In piazza della Borsa, la grande pista di pattinaggio sul ghiaccio raccoglie bambini che ridono e, talvolta, cadono, insieme ai turisti che si apprestano a volteggiare nei loro pesanti cappotti. Accanto, l’intramontabile giostra carosello, dal perpetuo movimento circolare, sprigiona un incanto che è a tratti magico. Qui, il Mercatino di Natale si apre e prosegue sino a piazza Sant’Antonio, e nelle vie limotrofe, tra luci e decorazioni. Le casette di legno espongono manufatti di artigiani provenienti da tutto il mondo e specialità enogastronomiche regionali, austriache e tedesche. Grandi e piccini addentano frittelle fumanti, c’è chi acquista palline colorate da appendere all’abete di casa o statuine da aggiungere al presepe. Nell’aria, si respira un odore speziato allo zenzero.
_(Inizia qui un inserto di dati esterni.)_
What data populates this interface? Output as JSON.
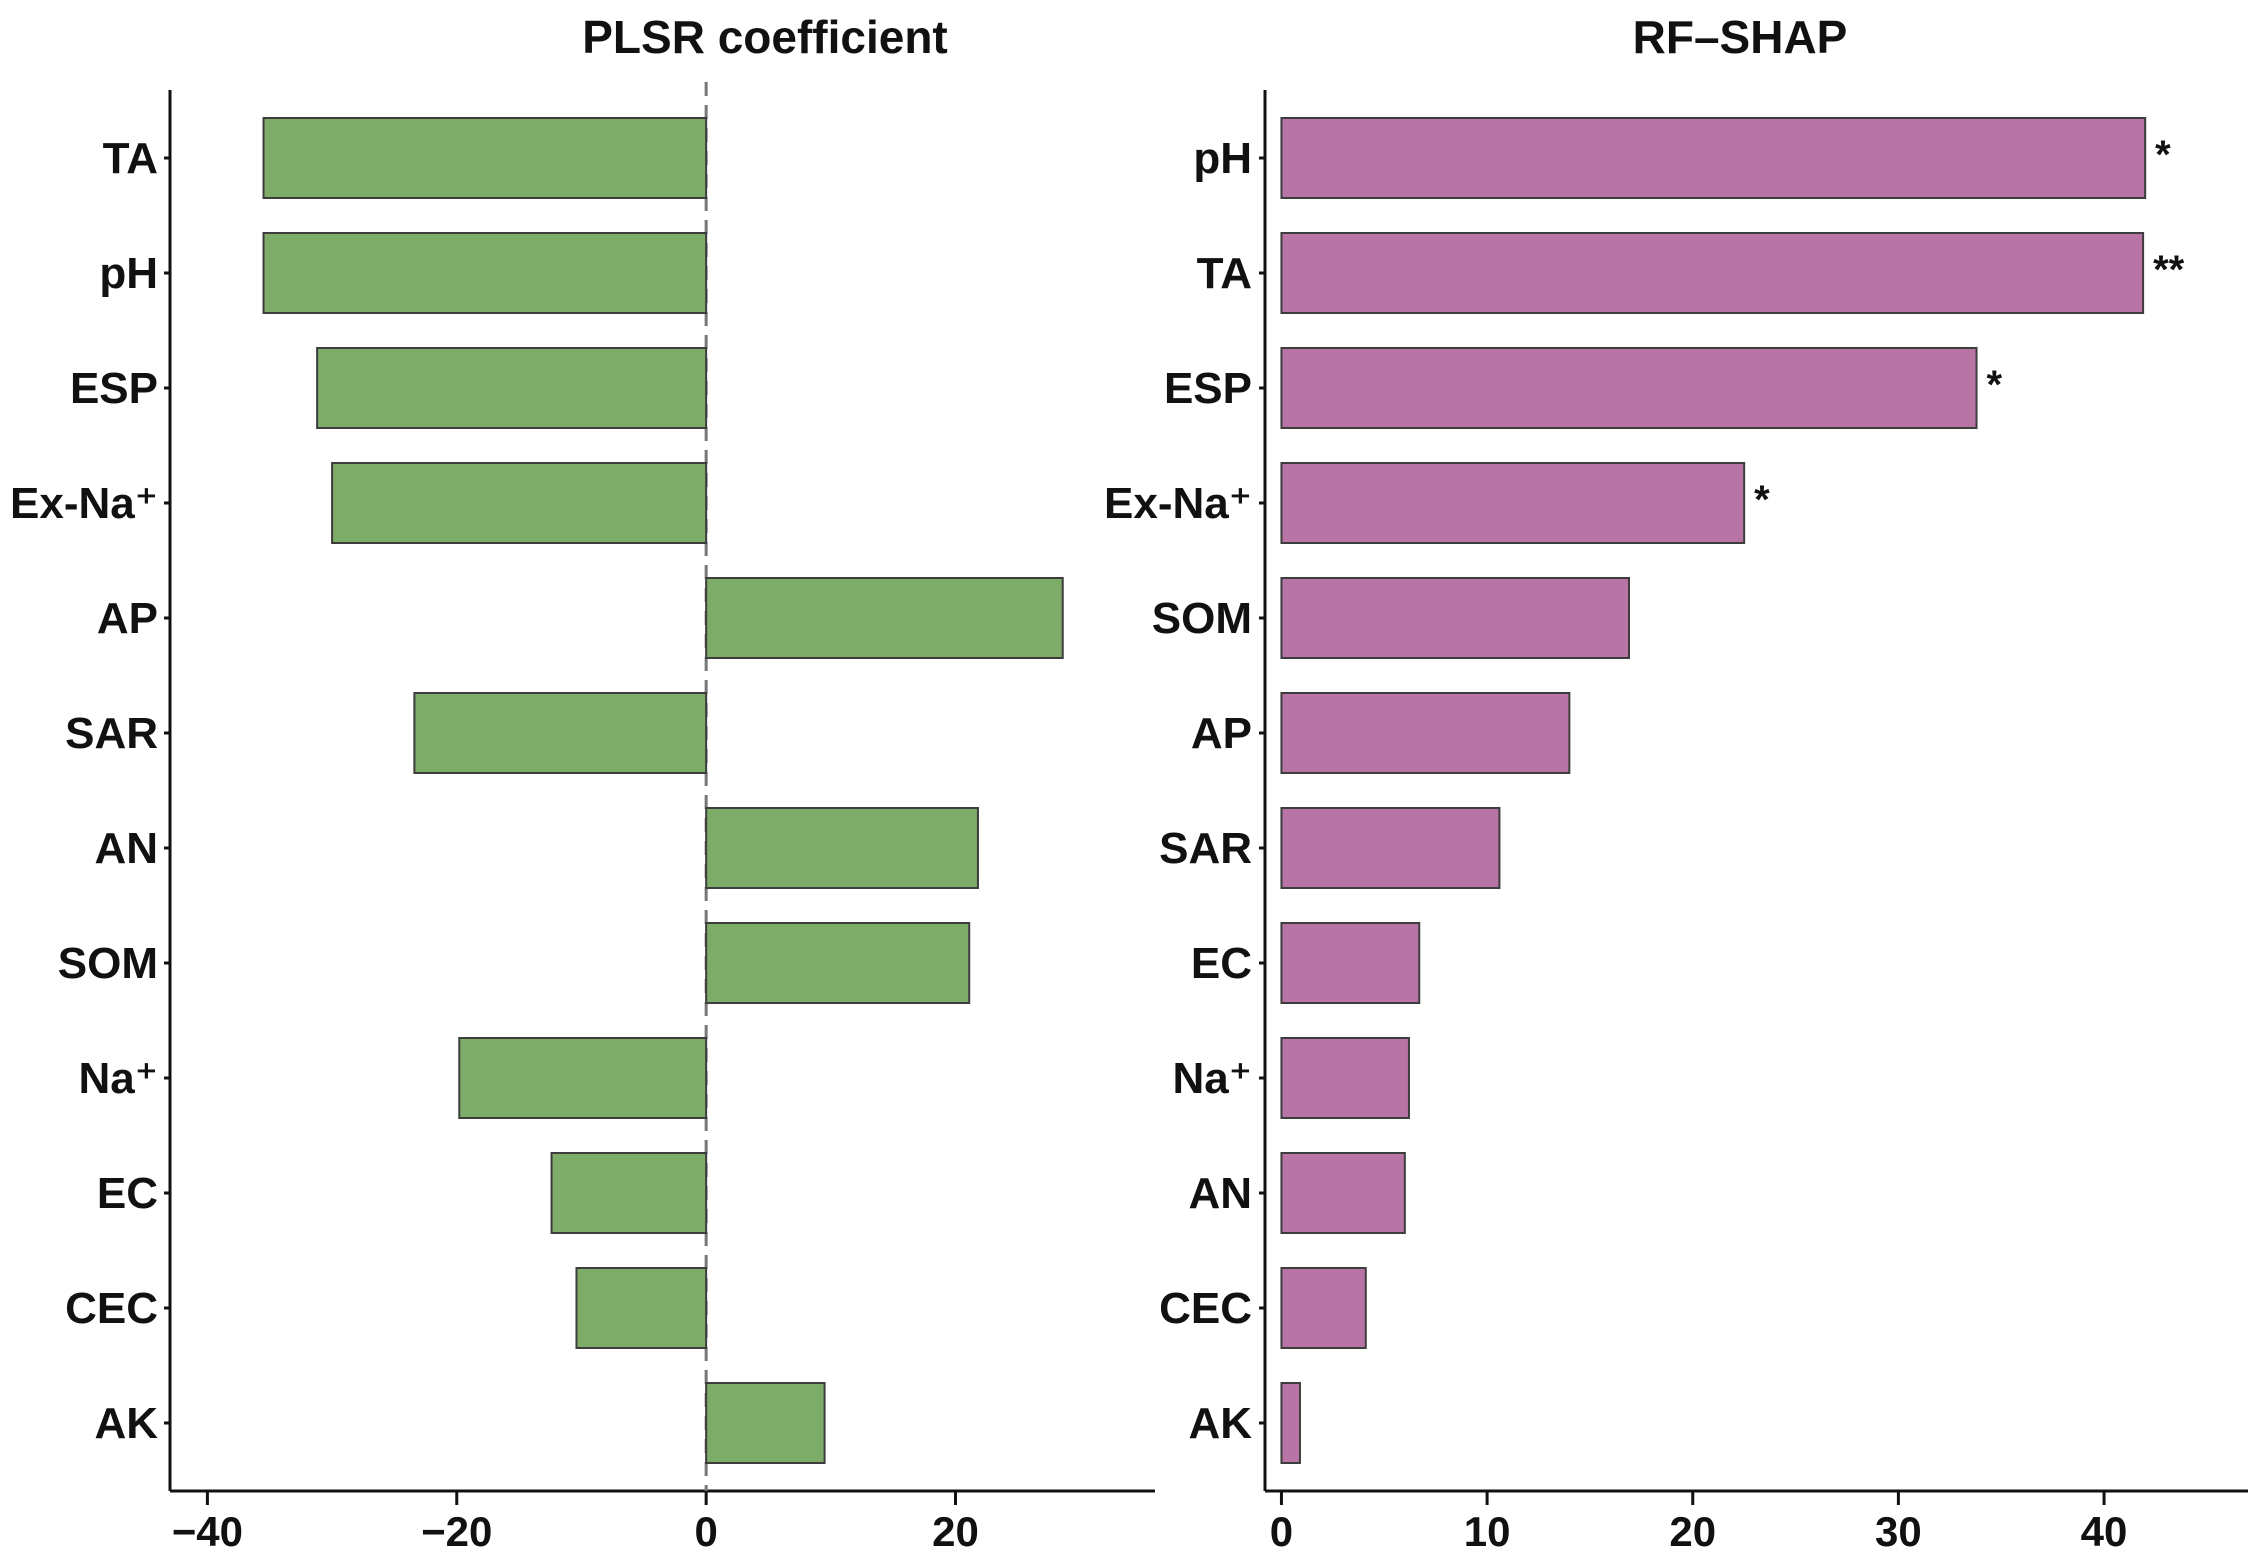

Se sollevo il volto verso l’alto, una volta di luminarie argentate dalla forma di stelle e fiocchi di neve mi sovrasta. Continuo a passeggiare verso Viale XX Settembre, raggiungo il mercatino storico del Natale triestino, nel suo ultimo giorno. La celebre fiera di San Nicolò espone un centinaio di bancarelle che offrono oggetti di artigianato, giocattoli, prodotti tradizionali e dolciumi. I bambini, ogni anno, attendono il suo arrivo: San Nicolò – quel signore dabbene, dal sorriso confortante, vestito di rosso, con il cappello a punta e il bastone – il 6 dicembre porta doni e caramelle a chi è stato buono. “Apri il tuo sacco uno due tre, uno due tre San Nicolò ha qualcosa per me!” mi sembra di sentire i bambini cantare trepidanti a gran voce, anche se San Nicolò è, per quest’anno, già passato. Qualche coro si esibisce in canti natalizi. Alcuni locali distribuiscono gratuitamente cioccolatini e dolcetti, del caldo vin brulé viene offerto ai passanti. Le pasticcerie sfornano i dolci tipici della tradizione, i presnitz, arrotolati e ripieni, come da ricetta, e avvolti in carta a tema. È un continuo incontro quello con la Trieste del Natale, passo dopo passo, suono dopo suono, odore dopo odore, sapore dopo sapore. Perché Trieste ti entra dentro, anche se non te ne accorgi. Trieste che, come racconta Saba, “in ogni parte è viva”, viva rimane in chi, anche solo per qualche fugace istante, l’abbia mai vissuta. A Natale e in ogni stagione dell’anno. Qualunque vestito essa indossi.